18 de agosto de 2014

quando ele voltar

Peter O'Sagae


Há um touro a correr na areia, aponta o poeta maranhense Ferreira Gullar nos versos do poema que virou livro: O rei que mora no mar, com ilustrações de Rogério Borges (Global, 2000). O autor resgata e reconta uma das lendas mais lindas que cruzou o tempo-oceano de Portugal ao Brasil e a fé, ainda que cega, praticamente inabalável de que Dom Sebastião voltará para libertar o povo da fome e toda forma de opressão. Mas, sentenciam seus versos que, se o povo conseguir matar o touro encantando – afinal –, quem se liberta é o próprio povo da opressão que a crença encerra!
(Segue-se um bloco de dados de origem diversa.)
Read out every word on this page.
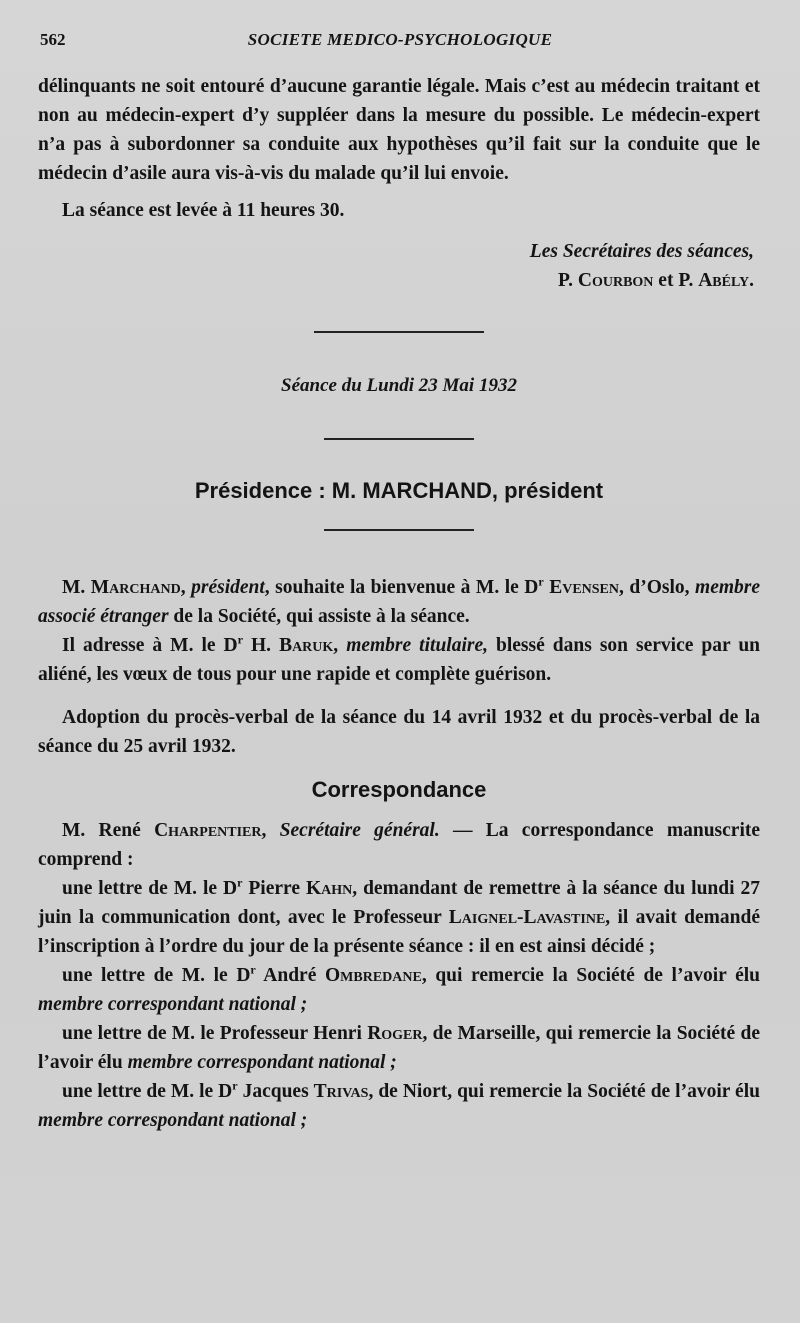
562	SOCIETE MEDICO-PSYCHOLOGIQUE

délinquants ne soit entouré d’aucune garantie légale. Mais c’est au médecin traitant et non au médecin-expert d’y suppléer dans la mesure du possible. Le médecin-expert n’a pas à subordonner sa conduite aux hypothèses qu’il fait sur la conduite que le médecin d’asile aura vis-à-vis du malade qu’il lui envoie.

La séance est levée à 11 heures 30.

Les Secrétaires des séances,

P. Courbon et P. Abély.

Séance du Lundi 23 Mai 1932

Présidence : M. MARCHAND, président

M. Marchand, président, souhaite la bienvenue à M. le $D^r$ Evensen, d’Oslo, membre associé étranger de la Société, qui assiste à la séance.

Il adresse à M. le $D^r$ H. Baruk, membre titulaire, blessé dans son service par un aliéné, les vœux de tous pour une rapide et complète guérison.

Adoption du procès-verbal de la séance du 14 avril 1932 et du procès-verbal de la séance du 25 avril 1932.

Correspondance

M. René Charpentier, Secrétaire général. — La correspondance manuscrite comprend :

une lettre de M. le $D^r$ Pierre Kahn, demandant de remettre à la séance du lundi 27 juin la communication dont, avec le Professeur Laignel-Lavastine, il avait demandé l’inscription à l’ordre du jour de la présente séance : il en est ainsi décidé ;

une lettre de M. le $D^r$ André Ombredane, qui remercie la Société de l’avoir élu membre correspondant national ;

une lettre de M. le Professeur Henri Roger, de Marseille, qui remercie la Société de l’avoir élu membre correspondant national ;

une lettre de M. le $D^r$ Jacques Trivas, de Niort, qui remercie la Société de l’avoir élu membre correspondant national ;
Cláudio Rodrigues nasceu também no Maranhão e, no livro O rei que virou lenda, il. Guazzelli (Girafinha, 2009), volta às terras de outros tempos para lembrar do nascimento e a infância do rei-menino Dom Sebastião. Escolheu para narrar a forma do romance ou rimance popular, com versos organizados em dísticos que melhor dão as batidas dos cascos dos cavalos no chão. É a marcha das palavras, mas também a marcha dos homens que vão à guerra contra os muçulmanos.


E é sobre o extenso areal do Saara que o rei destemido desaparecerá: quando tudo tornou-se silêncio e escuridão, a certeza de as miragens do deserto encobrirem razão e verdade. De fato, foi o deserto que venceu... Porém, como as histórias heroicas viajam, a figura de Dom Sebastião teria ressurgido na forma de um touro reluzente, mensageiro de um reino encoberto pelas areias das dunas brasileiras na ilha dos encantados Lençóis Maranhenses. Cláudio Rodrigues assim evoca a folia do Bumba meu Boi urrando no terreiro.
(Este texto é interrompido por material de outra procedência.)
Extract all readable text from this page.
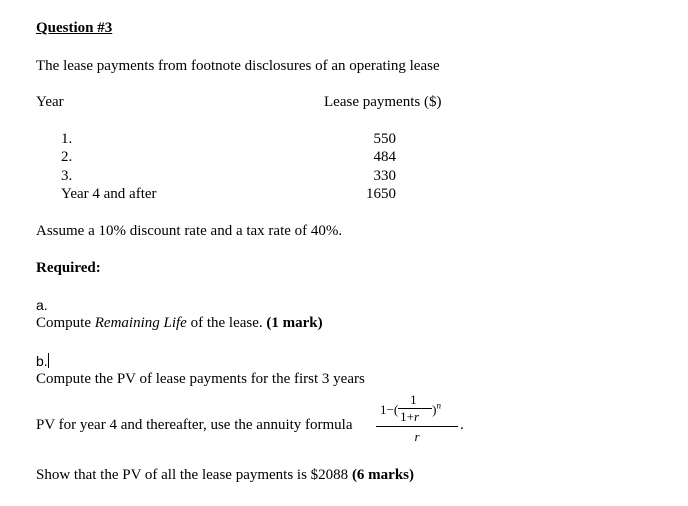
Question #3
The lease payments from footnote disclosures of an operating lease
Year	Lease payments ($)
1.	550
2.	484
3.	330
Year 4 and after	1650
Assume a 10% discount rate and a tax rate of 40%.
Required:
a.
Compute Remaining Life of the lease. (1 mark)
b.
Compute the PV of lease payments for the first 3 years
PV for year 4 and thereafter, use the annuity formula
$1-( \frac{1}{1+r} )^n$
r
.
Show that the PV of all the lease payments is $2088 (6 marks)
Por fim, Wilson Marques é autor de um reconto em cordel: A lenda do Rei Sebastião e o touro encantado, com ilustrações de Dedê Paiva (Mercuryo Jovem, 2011). Seu tom é admonitório e fatalista; anuncia que Dom Sebastião foi “um rei que queria ser/ forte, temido e galante,/ mas teve sina terrível (...)

Consumido pelo sonho,
Por desejos de grandeza,
Esse homem, para a vida,
Não teve muita destreza,
Tanto almejava a glória,
Por prêmio teve a tristeza.

O perfil que se adivinha, desde os anos de juventude, é um Sebastião mimado, ambicioso e exigente, apesar da veneração que o povo lhe dedicava. No contexto das chamadas guerras santas, o autor dá ênfase à falta de apoio de Filipe II, rei de Espanha, e a derrota na batalha de Alcácer-Quibir, no Marrocos (1578) que faria Portugal perder a autonomia à dinastia filipina por longos sessenta anos.

Finda a narrativa, no entanto, já a partir da metade do livro, os comentários perdem o mesmo tom e cobrem parte da dor e da esperança das pessoas pelo retorno do rei, o que se tornou lenda, o rei desejado, o rei adormecido que, dizem, vaga e pena por seus excessos do passado, sob a forma de um touro que possui uma estrela na testa.